On a Wednesday morning in mid-December, Cari Ray drives her dark green Toyota Tundra into the parking lot of Lazy L&L Campground in New Braunfels. There’s a hockey puck–size Zen Fly Fishing sticker on the outside of the truck. Inside, each nook and cranny is jammed with rods, waders, and gear. “My truck looks like a fly shop exploded in it,” Ray says as she hops out. From her home in Granite Shoals near the shores of Lake LBJ, she owns School of Zen Fly Fishing, a school and guide business. Ray is also a member of the Texas Women Fly Fishers (TWFF), a 22-year-old club that organizes trips and retreats throughout the state and to places like Broken Bow, Oklahoma.

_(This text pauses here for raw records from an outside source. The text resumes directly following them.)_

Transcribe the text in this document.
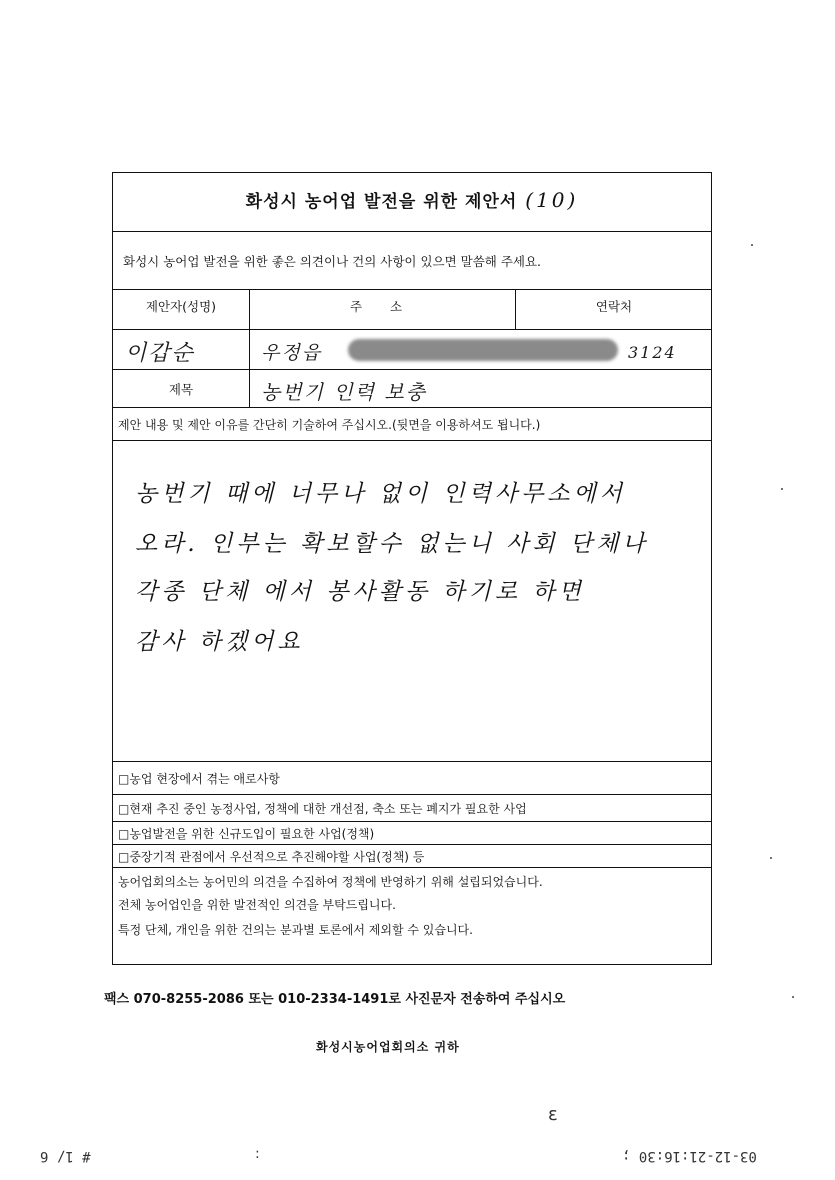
화성시 농어업 발전을 위한 제안서 (10)
화성시 농어업 발전을 위한 좋은 의견이나 건의 사항이 있으면 말씀해 주세요.
제안자(성명)	주 소	연락처
이갑순	우정읍	3124
제목	농번기 인력 보충
제안 내용 및 제안 이유를 간단히 기술하여 주십시오.(뒷면을 이용하셔도 됩니다.)
농번기 때에 너무나 없이 인력사무소에서
오라. 인부는 확보할수 없는니 사회 단체나
각종 단체 에서 봉사활동 하기로 하면
감사 하겠어요
□농업 현장에서 겪는 애로사항
□현재 추진 중인 농정사업, 정책에 대한 개선점, 축소 또는 폐지가 필요한 사업
□농업발전을 위한 신규도입이 필요한 사업(정책)
□중장기적 관점에서 우선적으로 추진해야할 사업(정책) 등
농어업회의소는 농어민의 의견을 수집하여 정책에 반영하기 위해 설립되었습니다.
전체 농어업인을 위한 발전적인 의견을 부탁드립니다.
특정 단체, 개인을 위한 건의는 분과별 토론에서 제외할 수 있습니다.
팩스 070-8255-2086 또는 010-2334-1491로 사진문자 전송하여 주십시오
화성시농어업회의소 귀하
ɛ
:
# 1/ 6	03-12-21:16:30 ;
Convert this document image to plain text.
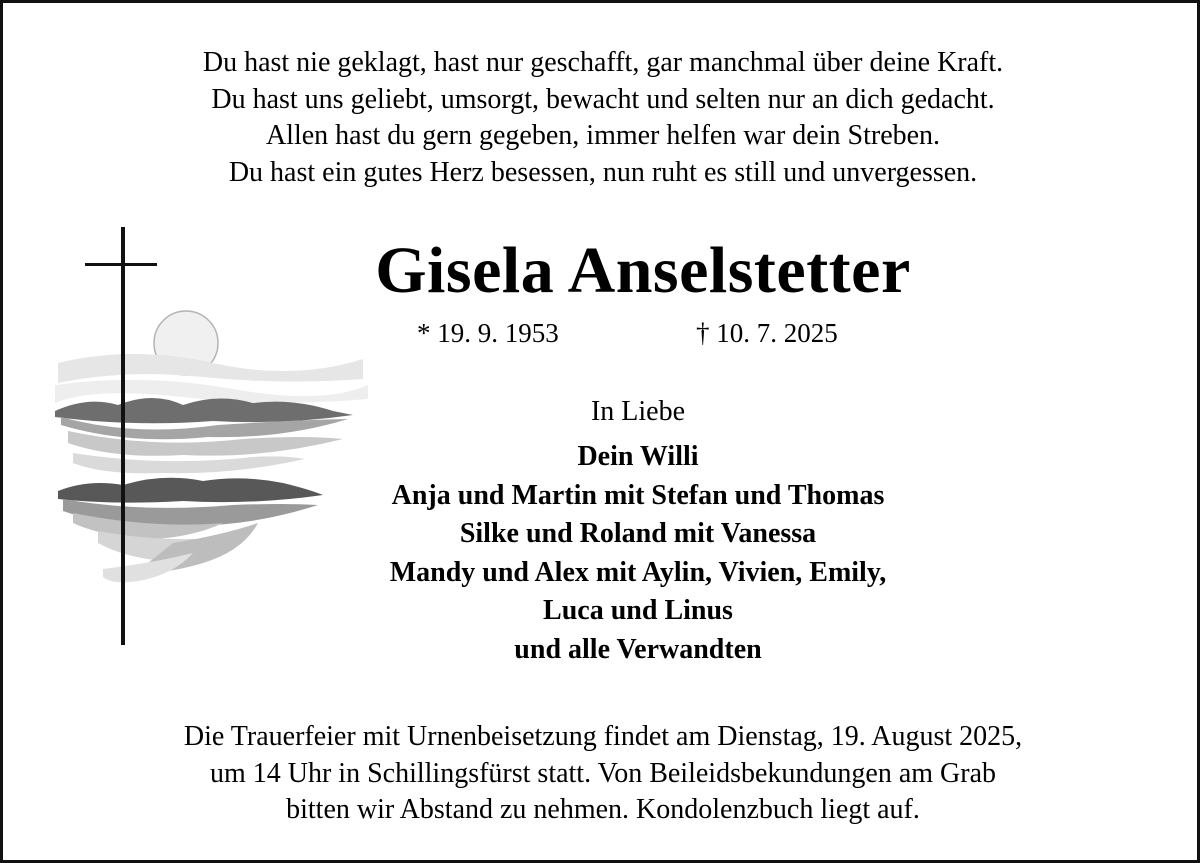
Du hast nie geklagt, hast nur geschafft, gar manchmal über deine Kraft.
Du hast uns geliebt, umsorgt, bewacht und selten nur an dich gedacht.
Allen hast du gern gegeben, immer helfen war dein Streben.
Du hast ein gutes Herz besessen, nun ruht es still und unvergessen.
Gisela Anselstetter
* 19. 9. 1953	† 10. 7. 2025
In Liebe
Dein Willi
Anja und Martin mit Stefan und Thomas
Silke und Roland mit Vanessa
Mandy und Alex mit Aylin, Vivien, Emily,
Luca und Linus
und alle Verwandten
Die Trauerfeier mit Urnenbeisetzung findet am Dienstag, 19. August 2025,
um 14 Uhr in Schillingsfürst statt. Von Beileidsbekundungen am Grab
bitten wir Abstand zu nehmen. Kondolenzbuch liegt auf.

As someone whose knowledge of fly-fishing was limited to its achingly cinematic depiction in A River Runs Through It, I was in New Braunfels to see another side of the sport. I wanted to experience a version of fly-fishing that doesn’t star handsome white men in Montana, like “that movie,” as many fly-fishing diehards call it. Women like Ray and TWFF president Joan Swartz are working to smash gender stereotypes. Rejecting the notion that the sport is reserved for the Brad Pitts and Robert Redfords of the world, they welcome new members and lend out gear to keep it affordable. About 31 percent of fly-fishers in America are women, and TWFF has 139 single memberships and 43 family memberships. Those numbers are growing, but not as quickly as they would like. “Every female fly-fisher has been harassed,” Swartz says. “It’s like a locker room culture that the guys have.”

As one of the few female guides in Texas (she credits local female fly-fishing pioneer Raye Carrington as an inspiration), Ray has plenty of stories about that macho culture. She’s been heckled online and in the water. In fact, later that day out on the Guadalupe, we’ll paddle by a pair of fishermen who glare at us so intently, I’ll swear their disdain radiates through their polarized sunglasses.”